Sexism in Politics 2016: What can we learn so far from media portrayals of Hillary Clinton and Latin American female leaders?
The Council on Hemispheric Affairs has published an article on sexism in politics. Due to its interest for the advancement of women’s political empowerment we are featuring it on our platform. Click here to read the original article.
The history of sexism within the United States runs deep. While the United States seems to be ranked as one of the top nations in terms of its military, technology, and GDP, it still struggles with its social issues in terms of race, economic disparity, and gender inequality. After the efforts of the women’s rights movement in the 1970’s, women still seem to face discrimination in the workplace, on national television, or simply during their every day lives in regards to their gender. Today, women still struggle to express their ideas without being targeted for their sex or having it rejected by a male counterpart. The unity and support for women grew drastically in the United States with the breaking of societal, gendered barriers including appointing female CEO’s, talented female athletes receiving high distinction, and most recently women entering combat. This year, the United States will face the strong possibility of electing a female candidate as President of the United States—a bold move that has already been achieved by many of its allies.

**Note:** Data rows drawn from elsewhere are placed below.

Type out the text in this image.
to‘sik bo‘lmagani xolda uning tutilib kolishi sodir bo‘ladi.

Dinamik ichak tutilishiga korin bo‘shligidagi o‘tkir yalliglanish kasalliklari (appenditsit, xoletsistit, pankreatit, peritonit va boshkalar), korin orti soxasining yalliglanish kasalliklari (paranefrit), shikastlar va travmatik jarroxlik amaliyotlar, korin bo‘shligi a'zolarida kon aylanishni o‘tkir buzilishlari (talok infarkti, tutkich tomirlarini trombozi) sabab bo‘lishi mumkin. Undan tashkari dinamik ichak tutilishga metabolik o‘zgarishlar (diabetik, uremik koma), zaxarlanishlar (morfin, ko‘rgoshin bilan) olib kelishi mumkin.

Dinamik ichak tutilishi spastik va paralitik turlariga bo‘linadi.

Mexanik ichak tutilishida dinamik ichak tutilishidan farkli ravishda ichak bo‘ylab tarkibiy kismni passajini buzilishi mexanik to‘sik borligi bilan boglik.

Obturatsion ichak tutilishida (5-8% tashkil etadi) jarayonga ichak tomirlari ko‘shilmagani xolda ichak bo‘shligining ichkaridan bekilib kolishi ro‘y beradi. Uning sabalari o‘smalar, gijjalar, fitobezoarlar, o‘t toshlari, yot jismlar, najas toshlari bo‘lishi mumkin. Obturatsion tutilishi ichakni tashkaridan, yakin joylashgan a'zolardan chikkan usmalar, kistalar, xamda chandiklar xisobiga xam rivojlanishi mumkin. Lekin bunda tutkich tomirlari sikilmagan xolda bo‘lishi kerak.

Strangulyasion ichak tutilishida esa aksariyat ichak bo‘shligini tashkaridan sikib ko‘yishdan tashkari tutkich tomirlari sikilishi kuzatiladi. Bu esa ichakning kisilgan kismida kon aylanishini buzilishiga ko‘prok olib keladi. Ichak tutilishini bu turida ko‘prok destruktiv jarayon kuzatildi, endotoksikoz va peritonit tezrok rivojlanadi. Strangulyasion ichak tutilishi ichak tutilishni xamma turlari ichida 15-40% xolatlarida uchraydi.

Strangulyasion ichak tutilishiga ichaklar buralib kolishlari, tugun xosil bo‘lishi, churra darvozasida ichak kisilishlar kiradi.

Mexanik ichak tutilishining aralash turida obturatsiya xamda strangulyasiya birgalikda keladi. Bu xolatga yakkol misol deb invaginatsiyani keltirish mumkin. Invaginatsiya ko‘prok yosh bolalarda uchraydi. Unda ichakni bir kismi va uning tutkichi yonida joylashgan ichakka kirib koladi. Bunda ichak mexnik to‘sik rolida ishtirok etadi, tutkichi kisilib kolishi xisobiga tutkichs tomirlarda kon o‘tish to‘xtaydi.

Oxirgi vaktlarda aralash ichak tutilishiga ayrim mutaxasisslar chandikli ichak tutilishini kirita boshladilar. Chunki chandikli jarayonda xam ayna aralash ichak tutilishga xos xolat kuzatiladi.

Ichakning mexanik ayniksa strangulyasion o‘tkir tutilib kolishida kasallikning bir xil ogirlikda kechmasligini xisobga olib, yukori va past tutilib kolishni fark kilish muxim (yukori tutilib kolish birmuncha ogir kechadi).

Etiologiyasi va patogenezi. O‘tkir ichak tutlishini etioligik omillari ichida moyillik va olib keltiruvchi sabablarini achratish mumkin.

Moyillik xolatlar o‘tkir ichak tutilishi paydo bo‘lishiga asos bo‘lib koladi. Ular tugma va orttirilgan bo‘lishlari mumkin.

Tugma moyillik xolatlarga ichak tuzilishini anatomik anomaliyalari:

While the United States remains conflicted in electing a new female leader, countries in Latin America already have elected female presidents and are examining the legacies of such female leaders. Figures like Dilma Rousseff and Michelle Bachelet are recognized as the forerunners of guerrilla movements dedicated to ending the reign of military dictatorships in order to establish a democracy in their country. While female leaders in other Latin American countries have not always taken part in political demonstrations, they have worked nearly twice as hard as their male counterparts in order to gain the positions they have today. According toThe Economist’s “Wonder Women and Macho Men,” women in Latin America are recorded as now spending more years in school than men, which suggests that their prospects and leadership skills will improve. Women have also climbed up the corporate ladder and became leaders within some of the world’s largest energy companies, including Brazilian energy company Rede Energia and online retailer B2W. Although the glass-shattering achievement of electing a woman into an executive office position has been achieved by multiple countries, there still remains discomfort in the general population of being able to trust a female leader. This includes women enacting legislation, handling foreign policy, and holding powerful public offices in the government. Based on the observations of the media’s portrayal of Hillary Clinton’s campaign, and of other high-profiled female presidents in the Americas, sexism has manifested itself through social media as an advanced form of expression and continues to be reinforced in society.